Most executives are prone to action. By the time many start to articulate a question, they already have an answer for it. But what is the problem that you’re trying to solve and what are the possible ways that you can go about doing it?

 

Yiorgos Mylonades, an Adjunct Professor of Strategic and International Management at London Business School, explains: “On my programs, I encourage and direct people to define problems and to then seek resolutions. Before they even start applying their ideas, I ask them to define the problem. They find that extremely hard. They have no problem understanding the five forces and applying the five forces in their chosen industry. They can do that with their eyes closed. But, asking them to think what is the problem for which all of that analysis might end up being useful, is something they find extremely hard.

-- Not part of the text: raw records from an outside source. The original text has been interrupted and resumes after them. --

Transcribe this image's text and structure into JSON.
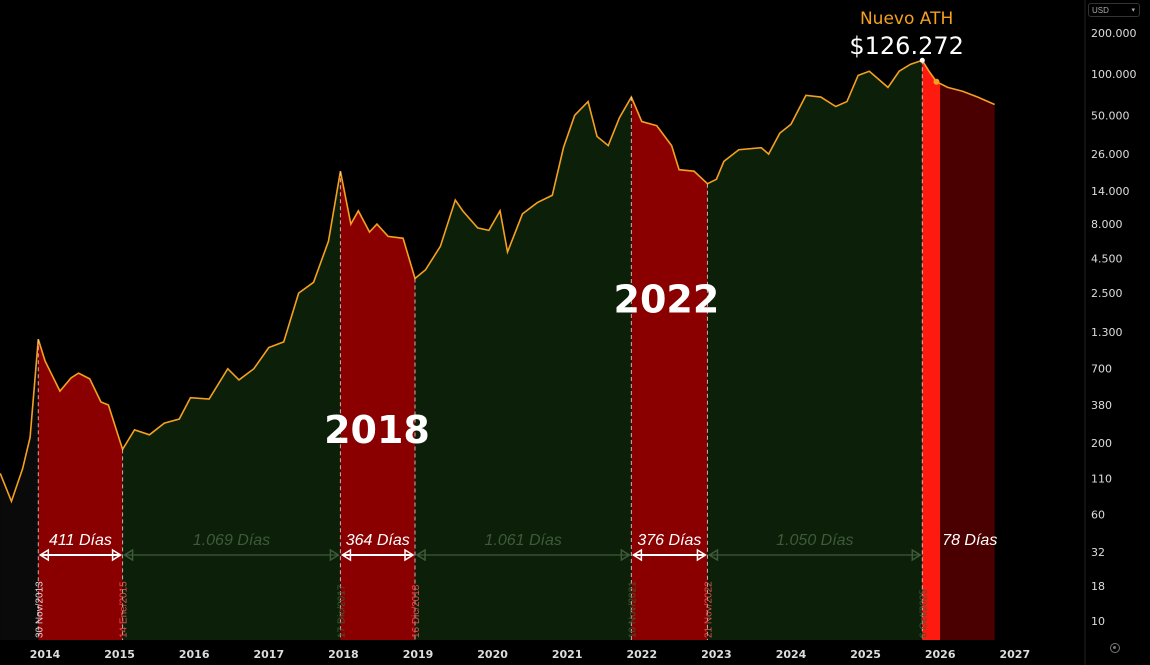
{
  "chart_data": {
    "type": "area",
    "title": "",
    "xlabel": "",
    "ylabel": "",
    "y_scale": "log",
    "ylim": [
      8,
      230000
    ],
    "xlim": [
      2013.4,
      2027.5
    ],
    "grid": false,
    "currency_selector": "USD",
    "y_ticks": [
      {
        "value": 200000,
        "label": "200.000"
      },
      {
        "value": 100000,
        "label": "100.000"
      },
      {
        "value": 50000,
        "label": "50.000"
      },
      {
        "value": 26000,
        "label": "26.000"
      },
      {
        "value": 14000,
        "label": "14.000"
      },
      {
        "value": 8000,
        "label": "8.000"
      },
      {
        "value": 4500,
        "label": "4.500"
      },
      {
        "value": 2500,
        "label": "2.500"
      },
      {
        "value": 1300,
        "label": "1.300"
      },
      {
        "value": 700,
        "label": "700"
      },
      {
        "value": 380,
        "label": "380"
      },
      {
        "value": 200,
        "label": "200"
      },
      {
        "value": 110,
        "label": "110"
      },
      {
        "value": 60,
        "label": "60"
      },
      {
        "value": 32,
        "label": "32"
      },
      {
        "value": 18,
        "label": "18"
      },
      {
        "value": 10,
        "label": "10"
      }
    ],
    "x_ticks": [
      "2014",
      "2015",
      "2016",
      "2017",
      "2018",
      "2019",
      "2020",
      "2021",
      "2022",
      "2023",
      "2024",
      "2025",
      "2026",
      "2027"
    ],
    "series": [
      {
        "color": "#f5a020",
        "points": [
          [
            2013.4,
            120
          ],
          [
            2013.55,
            75
          ],
          [
            2013.7,
            130
          ],
          [
            2013.8,
            220
          ],
          [
            2013.91,
            1150
          ],
          [
            2014.0,
            800
          ],
          [
            2014.1,
            620
          ],
          [
            2014.2,
            480
          ],
          [
            2014.35,
            600
          ],
          [
            2014.45,
            650
          ],
          [
            2014.6,
            590
          ],
          [
            2014.75,
            400
          ],
          [
            2014.85,
            380
          ],
          [
            2015.04,
            180
          ],
          [
            2015.2,
            250
          ],
          [
            2015.4,
            230
          ],
          [
            2015.6,
            280
          ],
          [
            2015.8,
            300
          ],
          [
            2015.95,
            430
          ],
          [
            2016.2,
            420
          ],
          [
            2016.45,
            700
          ],
          [
            2016.6,
            580
          ],
          [
            2016.8,
            700
          ],
          [
            2017.0,
            1000
          ],
          [
            2017.2,
            1100
          ],
          [
            2017.4,
            2500
          ],
          [
            2017.6,
            3000
          ],
          [
            2017.8,
            6000
          ],
          [
            2017.96,
            19500
          ],
          [
            2018.1,
            8000
          ],
          [
            2018.2,
            10000
          ],
          [
            2018.35,
            7000
          ],
          [
            2018.45,
            8000
          ],
          [
            2018.6,
            6500
          ],
          [
            2018.8,
            6300
          ],
          [
            2018.96,
            3200
          ],
          [
            2019.1,
            3700
          ],
          [
            2019.3,
            5500
          ],
          [
            2019.5,
            12000
          ],
          [
            2019.6,
            10000
          ],
          [
            2019.8,
            7500
          ],
          [
            2019.95,
            7200
          ],
          [
            2020.1,
            10000
          ],
          [
            2020.2,
            5000
          ],
          [
            2020.4,
            9500
          ],
          [
            2020.6,
            11500
          ],
          [
            2020.8,
            13000
          ],
          [
            2020.95,
            29000
          ],
          [
            2021.1,
            50000
          ],
          [
            2021.28,
            63000
          ],
          [
            2021.4,
            35000
          ],
          [
            2021.55,
            30000
          ],
          [
            2021.7,
            48000
          ],
          [
            2021.86,
            68000
          ],
          [
            2022.0,
            45000
          ],
          [
            2022.2,
            42000
          ],
          [
            2022.4,
            30000
          ],
          [
            2022.5,
            20000
          ],
          [
            2022.7,
            19500
          ],
          [
            2022.88,
            15800
          ],
          [
            2023.0,
            17000
          ],
          [
            2023.1,
            23000
          ],
          [
            2023.3,
            28000
          ],
          [
            2023.6,
            29000
          ],
          [
            2023.7,
            26000
          ],
          [
            2023.85,
            37000
          ],
          [
            2024.0,
            43000
          ],
          [
            2024.2,
            70000
          ],
          [
            2024.4,
            68000
          ],
          [
            2024.6,
            58000
          ],
          [
            2024.75,
            63000
          ],
          [
            2024.9,
            98000
          ],
          [
            2025.05,
            105000
          ],
          [
            2025.3,
            80000
          ],
          [
            2025.45,
            105000
          ],
          [
            2025.6,
            118000
          ],
          [
            2025.76,
            126272
          ],
          [
            2025.85,
            105000
          ],
          [
            2025.95,
            88000
          ],
          [
            2026.1,
            80000
          ],
          [
            2026.3,
            75000
          ],
          [
            2026.5,
            68000
          ],
          [
            2026.73,
            60000
          ]
        ]
      }
    ],
    "bands": [
      {
        "from": 2013.91,
        "to": 2015.04,
        "color": "#8a0000",
        "kind": "bear"
      },
      {
        "from": 2015.04,
        "to": 2017.96,
        "color": "#0c1f08",
        "kind": "bull"
      },
      {
        "from": 2017.96,
        "to": 2018.96,
        "color": "#8a0000",
        "kind": "bear"
      },
      {
        "from": 2018.96,
        "to": 2021.86,
        "color": "#0c1f08",
        "kind": "bull"
      },
      {
        "from": 2021.86,
        "to": 2022.88,
        "color": "#8a0000",
        "kind": "bear"
      },
      {
        "from": 2022.88,
        "to": 2025.76,
        "color": "#0c1f08",
        "kind": "bull"
      },
      {
        "from": 2025.76,
        "to": 2026.0,
        "color": "#ff1a10",
        "kind": "current"
      },
      {
        "from": 2026.0,
        "to": 2026.73,
        "color": "#4a0000",
        "kind": "bear"
      }
    ],
    "durations": [
      {
        "from": 2013.91,
        "to": 2015.04,
        "label": "411 Días",
        "style": "white"
      },
      {
        "from": 2015.04,
        "to": 2017.96,
        "label": "1.069 Días",
        "style": "gray"
      },
      {
        "from": 2017.96,
        "to": 2018.96,
        "label": "364 Días",
        "style": "white"
      },
      {
        "from": 2018.96,
        "to": 2021.86,
        "label": "1.061 Días",
        "style": "gray"
      },
      {
        "from": 2021.86,
        "to": 2022.88,
        "label": "376 Días",
        "style": "white"
      },
      {
        "from": 2022.88,
        "to": 2025.76,
        "label": "1.050 Días",
        "style": "gray"
      },
      {
        "from": 2026.0,
        "to": 2026.73,
        "label": "78 Días",
        "style": "white-noarrow"
      }
    ],
    "date_markers": [
      {
        "at": 2013.91,
        "label": "30 Nov/2013",
        "color": "#dddddd"
      },
      {
        "at": 2015.04,
        "label": "14 Ene/2015",
        "color": "#e05050"
      },
      {
        "at": 2017.96,
        "label": "17 Dic/2017",
        "color": "#3a5a36"
      },
      {
        "at": 2018.96,
        "label": "16 Dic/2018",
        "color": "#e05050"
      },
      {
        "at": 2021.86,
        "label": "10 Nov/2021",
        "color": "#3a5a36"
      },
      {
        "at": 2022.88,
        "label": "21 Nov/2022",
        "color": "#e05050"
      },
      {
        "at": 2025.76,
        "label": "6 Oct/2025",
        "color": "#3a5a36"
      }
    ],
    "annotations": [
      {
        "text": "2018",
        "x": 2018.45,
        "y": 200,
        "size": "big"
      },
      {
        "text": "2022",
        "x": 2022.33,
        "y": 1800,
        "size": "big"
      },
      {
        "text": "Nuevo ATH",
        "x": 2025.55,
        "y": 190000,
        "size": "ath-title",
        "color": "#f5a020"
      },
      {
        "text": "$126.272",
        "x": 2025.55,
        "y": 145000,
        "size": "ath-value",
        "color": "#ffffff"
      }
    ]
  }
}
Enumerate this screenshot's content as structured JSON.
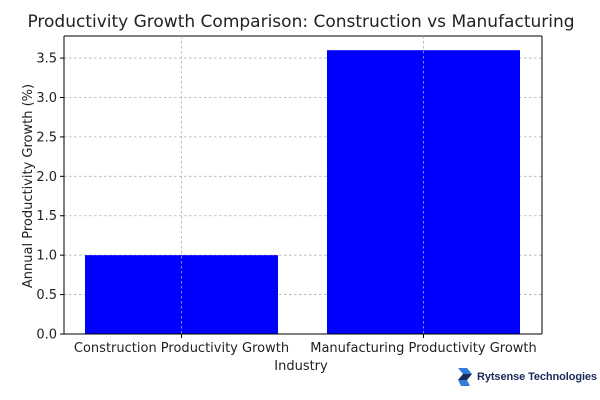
{
  "chart_data": {
    "type": "bar",
    "title": "Productivity Growth Comparison: Construction vs Manufacturing",
    "xlabel": "Industry",
    "ylabel": "Annual Productivity Growth (%)",
    "categories": [
      "Construction Productivity Growth",
      "Manufacturing Productivity Growth"
    ],
    "values": [
      1.0,
      3.6
    ],
    "ylim": [
      0,
      3.78
    ],
    "yticks": [
      "0.0",
      "0.5",
      "1.0",
      "1.5",
      "2.0",
      "2.5",
      "3.0",
      "3.5"
    ],
    "bar_color": "#0000ff",
    "grid": true
  },
  "branding": {
    "company": "Rytsense Technologies",
    "logo_icon": "rytsense-logo-icon",
    "logo_colors": [
      "#2f7fd8",
      "#1a2a5a"
    ]
  }
}
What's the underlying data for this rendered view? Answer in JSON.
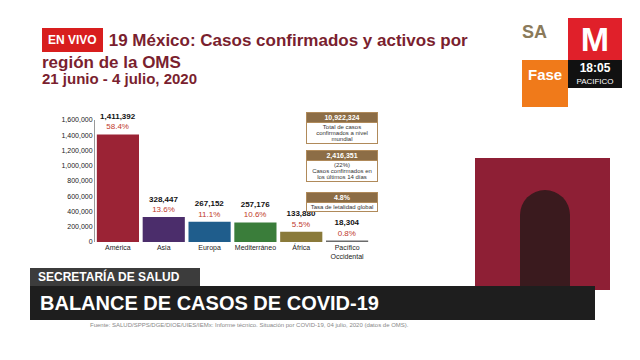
{
  "chart_data": {
    "type": "bar",
    "title": "19 México: Casos confirmados y activos por región de la OMS",
    "subtitle": "21 junio - 4 julio, 2020",
    "categories": [
      "América",
      "Asia",
      "Europa",
      "Mediterráneo",
      "África",
      "Pacífico Occidental"
    ],
    "values": [
      1411392,
      328447,
      267152,
      257176,
      133880,
      18304
    ],
    "value_labels": [
      "1,411,392",
      "328,447",
      "267,152",
      "257,176",
      "133,880",
      "18,304"
    ],
    "share_labels": [
      "58.4%",
      "13.6%",
      "11.1%",
      "10.6%",
      "5.5%",
      "0.8%"
    ],
    "colors": [
      "#9b2335",
      "#4b2d6b",
      "#1f5d8c",
      "#3a7d3a",
      "#8a7a3a",
      "#6b6b6b"
    ],
    "ylim": [
      0,
      1600000
    ],
    "yticks": [
      0,
      {
        "value": 200000,
        "label": "200,000"
      },
      {
        "value": 400000,
        "label": "400,000"
      },
      {
        "value": 600000,
        "label": "600,000"
      },
      {
        "value": 800000,
        "label": "800,000"
      },
      {
        "value": 1000000,
        "label": "1,000,000"
      },
      {
        "value": 1200000,
        "label": "1,200,000"
      },
      {
        "value": 1400000,
        "label": "1,400,000"
      },
      {
        "value": 1600000,
        "label": "1,600,000"
      }
    ],
    "grid": false,
    "data_labels": true,
    "notes": [
      {
        "value": "10,922,324",
        "text": "Total de casos confirmados a nivel mundial"
      },
      {
        "value": "2,416,351",
        "share": "(22%)",
        "text": "Casos confirmados en los últimos 14 días"
      },
      {
        "value": "4.8%",
        "text": "Tasa de letalidad global"
      }
    ],
    "source": "Fuente: SALUD/SPPS/DGE/DIOE/UIES/IEMx: Informe técnico. Situación por COVID-19, 04 julio, 2020 (datos de OMS)."
  },
  "screen": {
    "live": "EN VIVO",
    "logo_text": "SA",
    "channel": "M",
    "time": "18:05",
    "zone": "PACIFICO",
    "phase": "Fase",
    "lower_third_label": "SECRETARÍA DE SALUD",
    "lower_third_title": "BALANCE DE CASOS DE COVID-19"
  }
}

And then, at the end I ask them, “Now that you’ve done all of this analysis, how can you help address the question you set at the beginning? What recommendations would you provide to this company?”

 

Problem solving has universal applicability that goes beyond the executive classroom. As the Chinese saying goes, every grand accomplishment seems at first impossible. Conversely, just getting started on a problem, the Greeks claim, is halfway to solving it. It is hard, though, to get started in problem solving when our tools do not take the social reality of the problem-solving process into account. The sooner we can arrive at a common understanding for problem-solving - one that involves people - the more value we can help unlock.